Elderly Comox Valley man has blast at least once each year

Murray Shackel has quietly helped make the annual Ducky 500 race a 'blast' for the past 17 years.

MURRAY SHACKEL

MURRAY SHACKEL

Murray Shackel has quietly helped make the annual Ducky 500 race a ‘blast’ for the past 17 years.

Every Canada Day, the 76-year-old has awoken early to go pick up the 1,000 pound HMCS Quadra cannon at the the cadet training grounds at Goose Spit and transport it to Lewis Park for the race.

Shackel, who has been an employee at Comox Slegg Lumber — formerly Comox Builders — for 21 years, was first asked to pick up the large cannon years ago.

“The company asked me to do it and I just kept on doing it,” said Shackel. “I just enjoy doing it, and seeing the people, and keeping the people happy.”

The cannon, which Shackel noted was built in 1899 and used mostly for training purposes, is blasted at 1 p.m. each July 1 to mark the start of the Rotary Club of Comox’s annual Ducky 500 race.

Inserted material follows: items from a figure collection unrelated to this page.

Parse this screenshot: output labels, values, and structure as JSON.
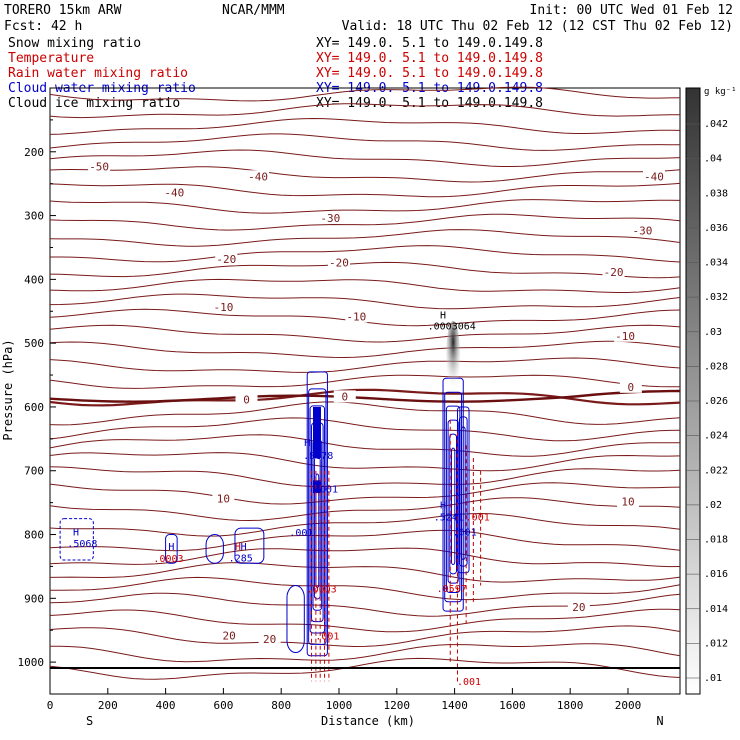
{
  "header": {
    "model": "TORERO  15km ARW",
    "org": "NCAR/MMM",
    "init": "Init: 00 UTC Wed 01 Feb 12",
    "fcst": "Fcst:   42 h",
    "valid": "Valid: 18 UTC Thu 02 Feb 12 (12 CST Thu 02 Feb 12)"
  },
  "legend": [
    {
      "name": "Snow mixing ratio",
      "xy": "",
      "color": "#000000"
    },
    {
      "name": "Temperature",
      "xy": "XY= 149.0.  5.1 to 149.0.149.8",
      "color": "#cc0000"
    },
    {
      "name": "Rain water mixing ratio",
      "xy": "XY= 149.0.  5.1 to 149.0.149.8",
      "color": "#cc0000"
    },
    {
      "name": "Cloud water mixing ratio",
      "xy": "XY= 149.0.  5.1 to 149.0.149.8",
      "color": "#0000cc"
    },
    {
      "name": "Cloud ice mixing ratio",
      "xy": "XY= 149.0.  5.1 to 149.0.149.8",
      "color": "#000000"
    }
  ],
  "legend_xy_top": "XY= 149.0.  5.1 to 149.0.149.8",
  "chart_data": {
    "type": "contour cross-section",
    "xlabel": "Distance (km)",
    "ylabel": "Pressure (hPa)",
    "xlim": [
      0,
      2180
    ],
    "ylim": [
      1050,
      100
    ],
    "x_ticks": [
      0,
      200,
      400,
      600,
      800,
      1000,
      1200,
      1400,
      1600,
      1800,
      2000
    ],
    "y_ticks": [
      200,
      300,
      400,
      500,
      600,
      700,
      800,
      900,
      1000
    ],
    "x_end_labels": {
      "left": "S",
      "right": "N"
    },
    "temperature_contours": {
      "color": "#7a1a1a",
      "interval": 5,
      "labels": [
        {
          "text": "-50",
          "x": 170,
          "p": 225
        },
        {
          "text": "-40",
          "x": 430,
          "p": 265
        },
        {
          "text": "-40",
          "x": 720,
          "p": 240
        },
        {
          "text": "-40",
          "x": 2090,
          "p": 240
        },
        {
          "text": "-30",
          "x": 970,
          "p": 305
        },
        {
          "text": "-30",
          "x": 2050,
          "p": 325
        },
        {
          "text": "-20",
          "x": 610,
          "p": 370
        },
        {
          "text": "-20",
          "x": 1000,
          "p": 375
        },
        {
          "text": "-20",
          "x": 1950,
          "p": 390
        },
        {
          "text": "-10",
          "x": 600,
          "p": 445
        },
        {
          "text": "-10",
          "x": 1060,
          "p": 460
        },
        {
          "text": "-10",
          "x": 1990,
          "p": 490
        },
        {
          "text": "0",
          "x": 680,
          "p": 590
        },
        {
          "text": "0",
          "x": 1020,
          "p": 585
        },
        {
          "text": "0",
          "x": 2010,
          "p": 570
        },
        {
          "text": "10",
          "x": 600,
          "p": 745
        },
        {
          "text": "10",
          "x": 2000,
          "p": 750
        },
        {
          "text": "20",
          "x": 620,
          "p": 960
        },
        {
          "text": "20",
          "x": 760,
          "p": 965
        },
        {
          "text": "20",
          "x": 1830,
          "p": 915
        }
      ]
    },
    "cloud_water_labels": [
      {
        "text": "H",
        "x": 90,
        "p": 795
      },
      {
        "text": ".5068",
        "x": 112,
        "p": 813
      },
      {
        "text": "H",
        "x": 420,
        "p": 818
      },
      {
        "text": "H",
        "x": 670,
        "p": 818
      },
      {
        "text": ".285",
        "x": 660,
        "p": 836
      },
      {
        "text": ".001",
        "x": 870,
        "p": 796
      },
      {
        "text": "H",
        "x": 890,
        "p": 655
      },
      {
        "text": ".8178",
        "x": 928,
        "p": 675
      },
      {
        "text": ".001",
        "x": 955,
        "p": 728
      },
      {
        "text": "H",
        "x": 1360,
        "p": 753
      },
      {
        "text": ".5241",
        "x": 1380,
        "p": 772
      },
      {
        "text": ".001",
        "x": 1435,
        "p": 795
      }
    ],
    "rain_water_labels": [
      {
        "text": ".0003",
        "x": 410,
        "p": 837
      },
      {
        "text": "H",
        "x": 650,
        "p": 818
      },
      {
        "text": ".0003",
        "x": 940,
        "p": 885
      },
      {
        "text": ".001",
        "x": 960,
        "p": 958
      },
      {
        "text": ".001",
        "x": 1480,
        "p": 772
      },
      {
        "text": ".0597",
        "x": 1390,
        "p": 884
      },
      {
        "text": ".001",
        "x": 1450,
        "p": 1030
      }
    ],
    "cloud_ice_labels": [
      {
        "text": "H",
        "x": 1360,
        "p": 455
      },
      {
        "text": ".0003064",
        "x": 1390,
        "p": 472
      }
    ],
    "colorbar": {
      "unit": "g kg⁻¹",
      "ticks": [
        ".042",
        ".04",
        ".038",
        ".036",
        ".034",
        ".032",
        ".03",
        ".028",
        ".026",
        ".024",
        ".022",
        ".02",
        ".018",
        ".016",
        ".014",
        ".012",
        ".01"
      ]
    }
  }
}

The duckies are set loose from Condensory Bridge on the Courtenay River, and they race down to the finish at the Fifth Street Bridge. After the first 10 duckies cross the finish line, the cannon is blasted once more.

Prizes are given out for the owners of tickets matching the first 10 duckies. The Comox Rotary Club sells ducky tickets to raise money for initiatives in the Comox Valley.

Shackel said he enjoys seeing the spectator excitement during the race, and everyone looks forward to the cannon blast at the end of the race.

“Oh, they all get excited because they’re wanting to see who won the Ducky 500 race,” he said.

After the race event is finished, Shackel loads the cannon back onto the large Slegg Lumber truck and takes it back to HMCS Quadra.

He noted he’d like to retire from the duty starting next year, but it’s quite tricky to load the cannon, and he told Slegg Lumber he can do it again next year if nobody else is able to.

“Probably wind up doing it,” he said, adding “I’ve got it down to a science.”